We ping-ponged off of each other. She would speak up and let me know what was going on – if she was uncomfortable, having contractions, hungry/thirsty, nauseated, etc. and we would address it. I would remind her to breathe or use the bed rails to hold on to for support and remind her that she had the strength to make it through. She had her moments where she doubted herself and we talked through her fears, refocusing on the main objective: meeting baby.
I was so into being in the moment with her that I didn’t even take notes. Barely ate.

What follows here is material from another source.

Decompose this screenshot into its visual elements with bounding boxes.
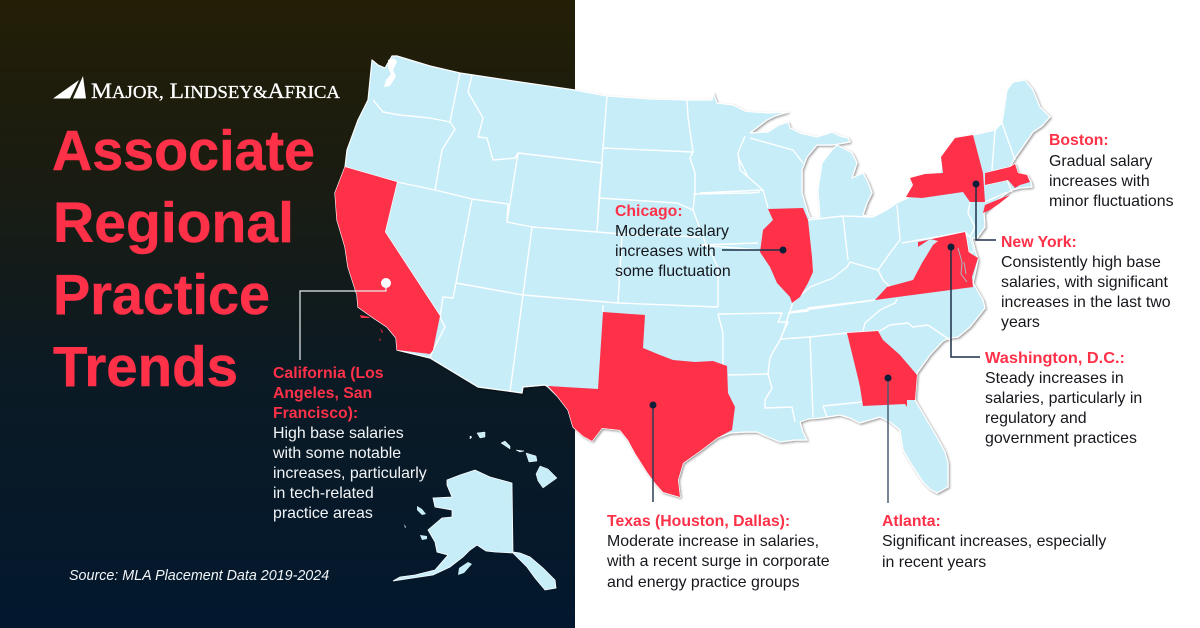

By the time I left to pick up my wife, she stated that she was starting to feel some pressure again. That was at 10:35. Before leaving, I gave her one last pep talk to let her know everything would be okay and to trust her body. I lagged a bit leaving, but then zoomed to pick up my wife, thinking maybe I had time to run her and my dogs home and get back to the hospital. As soon as I had everybody loaded in the car and started pulling out of the driveway of my boss’ home, I got a text at 11:22 from my mommy letting me know that the baby had arrived. My face fell. I yelled in anguish. Mommy stated that as soon as I left, the nurse came in and found her to be 10 cm. At that point, mom was ready to push and about 20 minutes later, baby girl had entered the world. Thankfully, mommy had her father, sister, brother, and sister-in-law with her, and her father decided to spend the night with her, so I continued to drive home, still on my own personal rush.
Post-reflections
I’m kind of sad it’s over. Mom has been struggling with some postpartum issues, so there is room for follow-up.
I would have liked to try using the peanut ball to see if maybe that would have helped with the staling. But then again, I was afraid of getting the IV lines tangled or mixing something up J. I definitely would have liked to have more communication and gone to prenatal appointments.
I will definitely make it a point to debrief with her about not being there when it came time to push, because she has mentioned it a couple times.